Published online May 6, 2015. doi: 10.4292/wjgpt.v6.i2.17
Peer-review started: January 15, 2015
First decision: March 6, 2015
Revised: March 24, 2015
Accepted: April 16, 2015
Article in press: April 20, 2015
Published online: May 6, 2015
Processing time: 106 Days and 12.1 Hours
Clopidogrel is a widely used antiplatelet agent for the secondary prevention of cardiovascular events in patients with stable coronary heart disease, acute coronary syndromes and ischemic stroke. Even though clopidogrel is safer than aspirin in terms of risk for gastrointestinal (GI) bleeding, the elderly, and patients with a history of prior GI bleeding, with Helicobacter pylori infection or those who are also treated with aspirin, anticoagulants, corticosteroids or nonsteroidal anti-inflammatory drugs are at high risk for GI complications when treated with clopidogrel. Accordingly, proton pump inhibitors are frequently administered in combination with clopidogrel to reduce the risk for GI bleeding. Nevertheless, pharmacodynamic studies suggest that omeprazole might attenuate the antiplatelet effect of clopidogrel. However, in observational studies, this interaction does not appear to translate into increased cardiovascular risk in patients treated with this combination. Moreover, in the only randomized, double-blind study that assessed the cardiovascular implications of combining clopidogrel and omeprazole, patients treated with clopidogrel/omeprazole combination had reduced risk for GI events and similar risk for cardiovascular events than patients treated with clopidogrel and placebo. However, the premature interruption of the study and the lack of power analysis in terms of the cardiovascular endpoint do not allow definite conclusions regarding the cardiovascular safety of clopidogrel/omeprazole combination. Other proton pump inhibitors do not appear to interact with clopidogrel. Nevertheless, given the limitations of existing observational and interventional studies, the decision to administer proton pump inhibitors to patients treated with clopidogrel should be individualized based on the patient’s bleeding and cardiovascular risk.
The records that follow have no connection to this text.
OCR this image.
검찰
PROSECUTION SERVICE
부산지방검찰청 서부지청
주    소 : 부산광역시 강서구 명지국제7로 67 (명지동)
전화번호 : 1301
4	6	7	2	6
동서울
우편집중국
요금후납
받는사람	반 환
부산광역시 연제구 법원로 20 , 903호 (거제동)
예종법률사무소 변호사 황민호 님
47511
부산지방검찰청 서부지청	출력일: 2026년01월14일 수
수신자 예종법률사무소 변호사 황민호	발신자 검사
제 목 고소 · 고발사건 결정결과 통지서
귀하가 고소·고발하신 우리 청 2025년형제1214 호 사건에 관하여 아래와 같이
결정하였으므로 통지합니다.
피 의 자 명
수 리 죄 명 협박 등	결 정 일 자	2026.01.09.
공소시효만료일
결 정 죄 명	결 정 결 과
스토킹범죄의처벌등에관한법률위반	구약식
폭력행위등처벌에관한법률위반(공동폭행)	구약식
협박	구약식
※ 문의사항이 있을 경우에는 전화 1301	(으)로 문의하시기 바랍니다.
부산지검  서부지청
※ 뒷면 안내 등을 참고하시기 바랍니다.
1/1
Core tip: Even though pharmacodynamic studies suggest that omeprazole can attenuate the antiplatelet effect of clopidogrel, this interaction does not appear to translate into increased cardiovascular risk in patients treated with this combination in observational studies. In the only randomized, double-blind, placebo-controlled study that assessed the cardiovascular implications of combining clopidogrel and omeprazole, patients treated with clopidogrel/omeprazole combination had reduced risk for gastrointestinal events and similar risk for cardiovascular events. Other proton pump inhibitors also do not appear to interact with clopidogrel. However, given the limitations of existing studies, the decision to administer proton pump inhibitors to patients treated with clopidogrel should be individualized based on the patient’s bleeding and cardiovascular risk.